Much focus has centred on the expensive figures returned by a youthful bowling attack in the two matches that have Australia 0-2 down to South Africa in the five-match ODI series, but Bailey and Haddin have both reframed the debate by pointing the finger squarely at the top order.

"We've certainly got a young bowling attack but I think the thing that's been the most disappointing is our batting the last two games," Bailey said ahead of the third match in Durban. "We were under par in game one and 360 is a big total, but you saw it on that ground it was great value for money, the ball flew everywhere and our run rate was going pretty well.

"All the batters are hitting the ball pretty well, it's just that nobody's getting a hundred and the South Africans have had a guy score a hundred in each of those games. As much as the focus could be on our young bowling attack, I think it's the batters who have got to step up."

Haddin, speaking on Sky Sports Radio, said that the batsmen had none of the handicaps the pacemen Daniel Worrall, Scott Boland, Joe Mennie and Chris Tremain were saddled with, trying to get comfortable in a new team environment while learning how to cope with the pressures of international cricket.

"At the end of game I heard Davey (Warner) and Steven Smith talking about how our bowlers need to step up a little bit. But we had a couple of guys on debut, we had all our senior batters there," Haddin said. "I think the batters were a little bit disappointing to be honest.

"It sort of happened a little bit in the Sri Lanka series with Nathan Lyon as well. I think the batters need to have a bit of a look at themselves.
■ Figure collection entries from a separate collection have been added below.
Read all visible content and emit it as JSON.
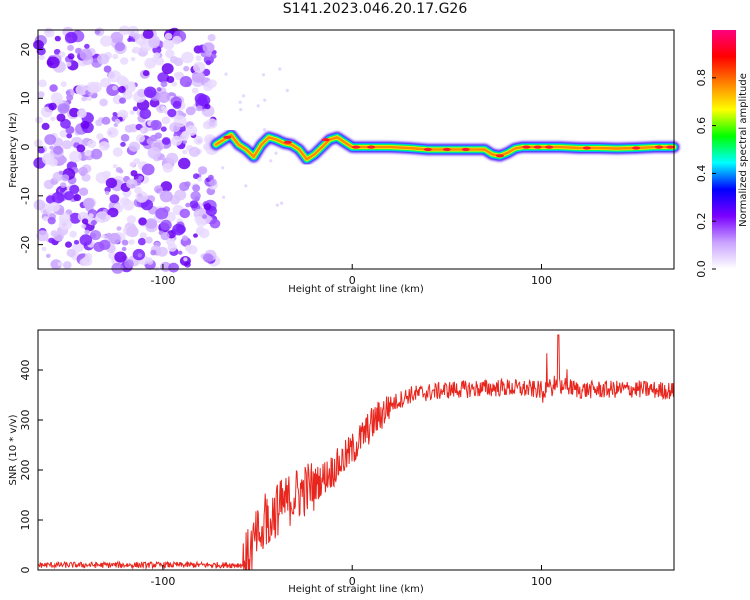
{
  "title": "S141.2023.046.20.17.G26",
  "chart_data": [
    {
      "type": "heatmap",
      "title": "S141.2023.046.20.17.G26",
      "xlabel": "Height of straight line (km)",
      "ylabel": "Frequency (Hz)",
      "xlim": [
        -166,
        170
      ],
      "ylim": [
        -25,
        24
      ],
      "x_ticks": [
        -100,
        0,
        100
      ],
      "y_ticks": [
        -20,
        -10,
        0,
        10,
        20
      ],
      "noise_region_x": [
        -166,
        -72
      ],
      "signal_ridge": {
        "x": [
          -72,
          -68,
          -64,
          -60,
          -56,
          -52,
          -48,
          -44,
          -40,
          -36,
          -32,
          -28,
          -24,
          -20,
          -16,
          -12,
          -8,
          -4,
          0,
          10,
          20,
          30,
          40,
          50,
          60,
          70,
          74,
          78,
          82,
          86,
          90,
          100,
          110,
          120,
          130,
          140,
          150,
          160,
          170
        ],
        "freq": [
          0.5,
          1.5,
          2.5,
          0.5,
          -0.5,
          -2.0,
          0.5,
          2.0,
          1.5,
          0.8,
          0.5,
          -0.5,
          -2.5,
          -1.5,
          0.0,
          1.5,
          2.0,
          1.0,
          0.0,
          0.0,
          0.0,
          -0.2,
          -0.5,
          -0.5,
          -0.5,
          -0.5,
          -1.5,
          -1.8,
          -1.2,
          -0.3,
          0.0,
          0.0,
          0.0,
          -0.2,
          -0.2,
          -0.3,
          -0.2,
          0.0,
          0.0
        ]
      },
      "colorbar": {
        "label": "Normalized spectral amplitude",
        "ticks": [
          "0.0",
          "0.2",
          "0.4",
          "0.6",
          "0.8"
        ],
        "range": [
          0,
          1
        ],
        "colormap": [
          "#ffffff",
          "#c9a3ff",
          "#7a00ff",
          "#0000ff",
          "#00ffff",
          "#00ff00",
          "#ffff00",
          "#ff8000",
          "#ff0000",
          "#ff0080"
        ]
      },
      "grid": false
    },
    {
      "type": "line",
      "xlabel": "Height of straight line (km)",
      "ylabel": "SNR (10 * v/v)",
      "xlim": [
        -166,
        170
      ],
      "ylim": [
        0,
        480
      ],
      "x_ticks": [
        -100,
        0,
        100
      ],
      "y_ticks": [
        0,
        100,
        200,
        300,
        400
      ],
      "color": "#e8261e",
      "trend": {
        "x": [
          -166,
          -110,
          -58,
          -55,
          -50,
          -45,
          -40,
          -30,
          -20,
          -10,
          0,
          10,
          20,
          30,
          50,
          80,
          100,
          110,
          120,
          150,
          170
        ],
        "y": [
          10,
          10,
          10,
          30,
          70,
          100,
          120,
          150,
          170,
          200,
          240,
          290,
          330,
          350,
          360,
          365,
          360,
          370,
          360,
          362,
          358
        ]
      },
      "grid": false
    }
  ]
}
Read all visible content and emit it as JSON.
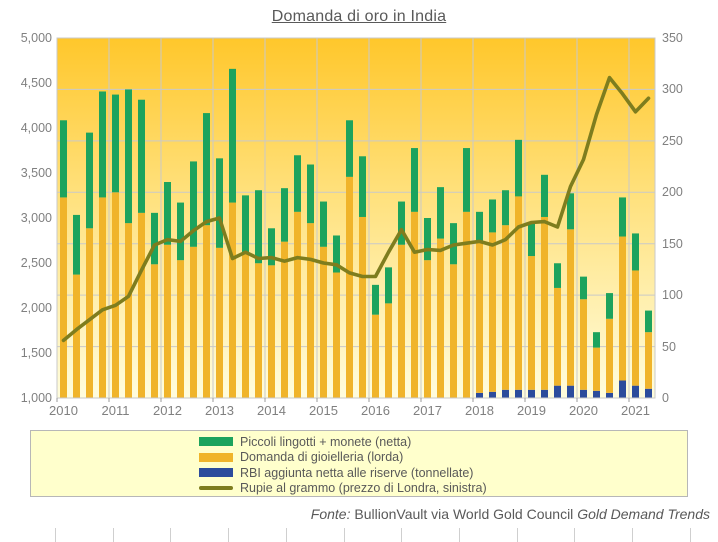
{
  "title": "Domanda di oro in India",
  "source": {
    "fonte_label": "Fonte:",
    "main": " BullionVault via World Gold Council ",
    "publication": "Gold Demand Trends"
  },
  "colors": {
    "coins_green": "#1da35d",
    "jewelry_gold": "#f0b42a",
    "rbi_blue": "#2c4c9c",
    "rupee_line": "#7e7d1e",
    "plot_gradient_top": "#ffc72b",
    "plot_gradient_mid": "#ffe07a",
    "plot_gradient_bottom": "#fffddd",
    "grid": "#c9c9c9",
    "text_gray": "#808080",
    "legend_bg": "#ffffcc"
  },
  "legend": [
    {
      "label": "Piccoli lingotti + monete (netta)",
      "color": "#1da35d",
      "swatch": "box"
    },
    {
      "label": "Domanda di gioielleria (lorda)",
      "color": "#f0b42a",
      "swatch": "box"
    },
    {
      "label": "RBI aggiunta netta alle riserve (tonnellate)",
      "color": "#2c4c9c",
      "swatch": "box"
    },
    {
      "label": "Rupie al grammo (prezzo di Londra, sinistra)",
      "color": "#7e7d1e",
      "swatch": "line"
    }
  ],
  "chart_data": {
    "type": "bar",
    "subtype": "stacked-bars-with-line",
    "title": "Domanda di oro in India",
    "categories": [
      "2010 Q1",
      "2010 Q2",
      "2010 Q3",
      "2010 Q4",
      "2011 Q1",
      "2011 Q2",
      "2011 Q3",
      "2011 Q4",
      "2012 Q1",
      "2012 Q2",
      "2012 Q3",
      "2012 Q4",
      "2013 Q1",
      "2013 Q2",
      "2013 Q3",
      "2013 Q4",
      "2014 Q1",
      "2014 Q2",
      "2014 Q3",
      "2014 Q4",
      "2015 Q1",
      "2015 Q2",
      "2015 Q3",
      "2015 Q4",
      "2016 Q1",
      "2016 Q2",
      "2016 Q3",
      "2016 Q4",
      "2017 Q1",
      "2017 Q2",
      "2017 Q3",
      "2017 Q4",
      "2018 Q1",
      "2018 Q2",
      "2018 Q3",
      "2018 Q4",
      "2019 Q1",
      "2019 Q2",
      "2019 Q3",
      "2019 Q4",
      "2020 Q1",
      "2020 Q2",
      "2020 Q3",
      "2020 Q4",
      "2021 Q1",
      "2021 Q2"
    ],
    "x_years": [
      "2010",
      "2011",
      "2012",
      "2013",
      "2014",
      "2015",
      "2016",
      "2017",
      "2018",
      "2019",
      "2020",
      "2021"
    ],
    "series": [
      {
        "name": "RBI aggiunta netta alle riserve (tonnellate)",
        "role": "bar-bottom",
        "axis": "right",
        "color": "#2c4c9c",
        "values": [
          0,
          0,
          0,
          0,
          0,
          0,
          0,
          0,
          0,
          0,
          0,
          0,
          0,
          0,
          0,
          0,
          0,
          0,
          0,
          0,
          0,
          0,
          0,
          0,
          0,
          0,
          0,
          0,
          0,
          0,
          0,
          0,
          5,
          6,
          8,
          8,
          8,
          8,
          12,
          12,
          8,
          7,
          5,
          17,
          12,
          9
        ]
      },
      {
        "name": "Domanda di gioielleria (lorda)",
        "role": "bar-middle",
        "axis": "right",
        "color": "#f0b42a",
        "values": [
          195,
          120,
          165,
          195,
          200,
          170,
          180,
          130,
          149,
          134,
          147,
          168,
          146,
          190,
          141,
          131,
          129,
          152,
          181,
          170,
          147,
          122,
          215,
          176,
          81,
          92,
          149,
          181,
          134,
          155,
          130,
          181,
          146,
          155,
          160,
          188,
          130,
          168,
          95,
          152,
          88,
          42,
          72,
          140,
          112,
          55
        ]
      },
      {
        "name": "Piccoli lingotti + monete (netta)",
        "role": "bar-top",
        "axis": "right",
        "color": "#1da35d",
        "values": [
          75,
          58,
          93,
          103,
          95,
          130,
          110,
          50,
          61,
          56,
          83,
          109,
          87,
          130,
          56,
          71,
          36,
          52,
          55,
          57,
          44,
          36,
          55,
          59,
          29,
          35,
          42,
          62,
          41,
          50,
          40,
          62,
          30,
          32,
          34,
          55,
          33,
          41,
          24,
          35,
          22,
          15,
          25,
          38,
          36,
          21
        ]
      },
      {
        "name": "Rupie al grammo (prezzo di Londra, sinistra)",
        "role": "line",
        "axis": "left",
        "color": "#7e7d1e",
        "values": [
          1640,
          1760,
          1870,
          1980,
          2030,
          2130,
          2420,
          2700,
          2760,
          2740,
          2860,
          2960,
          3000,
          2550,
          2620,
          2550,
          2560,
          2520,
          2560,
          2540,
          2500,
          2480,
          2390,
          2350,
          2350,
          2620,
          2870,
          2620,
          2650,
          2640,
          2700,
          2720,
          2740,
          2700,
          2760,
          2900,
          2950,
          2960,
          2900,
          3350,
          3650,
          4150,
          4560,
          4380,
          4180,
          4330
        ]
      }
    ],
    "left_axis": {
      "min": 1000,
      "max": 5000,
      "tick_values": [
        5000,
        4500,
        4000,
        3500,
        3000,
        2500,
        2000,
        1500,
        1000
      ],
      "tick_labels": [
        "5,000",
        "4,500",
        "4,000",
        "3,500",
        "3,000",
        "2,500",
        "2,000",
        "1,500",
        "1,000"
      ]
    },
    "right_axis": {
      "min": 0,
      "max": 350,
      "tick_values": [
        350,
        300,
        250,
        200,
        150,
        100,
        50,
        0
      ],
      "tick_labels": [
        "350",
        "300",
        "250",
        "200",
        "150",
        "100",
        "50",
        "0"
      ]
    },
    "grid": "horizontal-every-50-right-units, vertical-at-year-boundaries",
    "legend_position": "bottom"
  }
}
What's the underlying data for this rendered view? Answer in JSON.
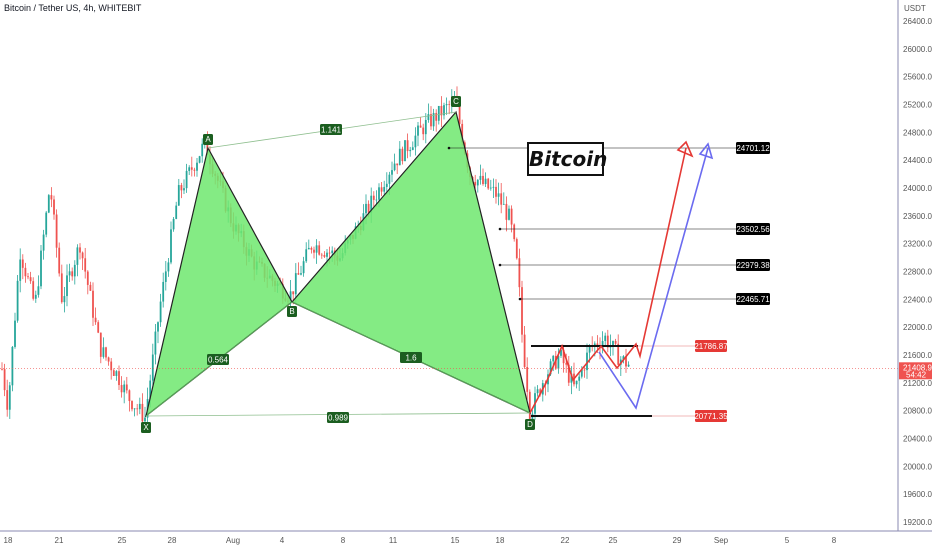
{
  "title": "Bitcoin / Tether US, 4h, WHITEBIT",
  "annotation": "Bitcoin",
  "chart_data": {
    "type": "candlestick",
    "y_axis_unit": "USDT",
    "ylim": [
      19100,
      26800
    ],
    "y_ticks": [
      "26400.00",
      "26000.00",
      "25600.00",
      "25200.00",
      "24800.00",
      "24400.00",
      "24000.00",
      "23600.00",
      "23200.00",
      "22800.00",
      "22400.00",
      "22000.00",
      "21600.00",
      "21200.00",
      "20800.00",
      "20400.00",
      "20000.00",
      "19600.00",
      "19200.00"
    ],
    "x_ticks": [
      "18",
      "21",
      "25",
      "28",
      "Aug",
      "4",
      "8",
      "11",
      "15",
      "18",
      "22",
      "25",
      "29",
      "Sep",
      "5",
      "8"
    ],
    "harmonic_pattern": {
      "points": [
        {
          "name": "X",
          "price": 20700
        },
        {
          "name": "A",
          "price": 24650
        },
        {
          "name": "B",
          "price": 22450
        },
        {
          "name": "C",
          "price": 25250
        },
        {
          "name": "D",
          "price": 20771
        }
      ],
      "ratios": [
        "1.141",
        "0.564",
        "1.6",
        "0.989"
      ]
    },
    "levels": [
      {
        "value": "24701.12",
        "color": "#000000"
      },
      {
        "value": "23502.56",
        "color": "#000000"
      },
      {
        "value": "22979.38",
        "color": "#000000"
      },
      {
        "value": "22465.71",
        "color": "#000000"
      },
      {
        "value": "21786.87",
        "color": "#e53935"
      },
      {
        "value": "20771.35",
        "color": "#e53935"
      }
    ],
    "current_price": "21408.95",
    "countdown": "54:42",
    "colors": {
      "up": "#26a69a",
      "down": "#ef5350",
      "pattern_fill": "#6ee86e",
      "pattern_line": "#222222",
      "bullish_path": "#e53935",
      "alt_path": "#6b6bf0"
    }
  }
}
We've got all our senior bats there, we're not missing anyone from that end. Fifties aren't going to cut it. We need guys like Davey to get a start and go on and get some big scores. Yeah it was a tough day for the bowlers but those guys are on debut, they'll be better for the run."

Bailey mused over the circumstances of the batsmen's dismissals in the first two matches, and reasoned it was more a matter of focus on the task than anything else. "I don't think there's been any really audacious dismissals, we've just been getting out," he said. "I know the first couple of training sessions we spoke about the fact we could hit the ball again. It was a bit of a shock to get into the rhythm of getting that value and being able to play with some freedom, but I don't think that's been an issue.

"It's just a matter of guys, once they get that start, turning it into a really big score. And maybe credit needs to go to South Africa, they might be bowling more consistently and putting us under more pressure. I think we've got a really strong batting line-up, it's time for us to stand up."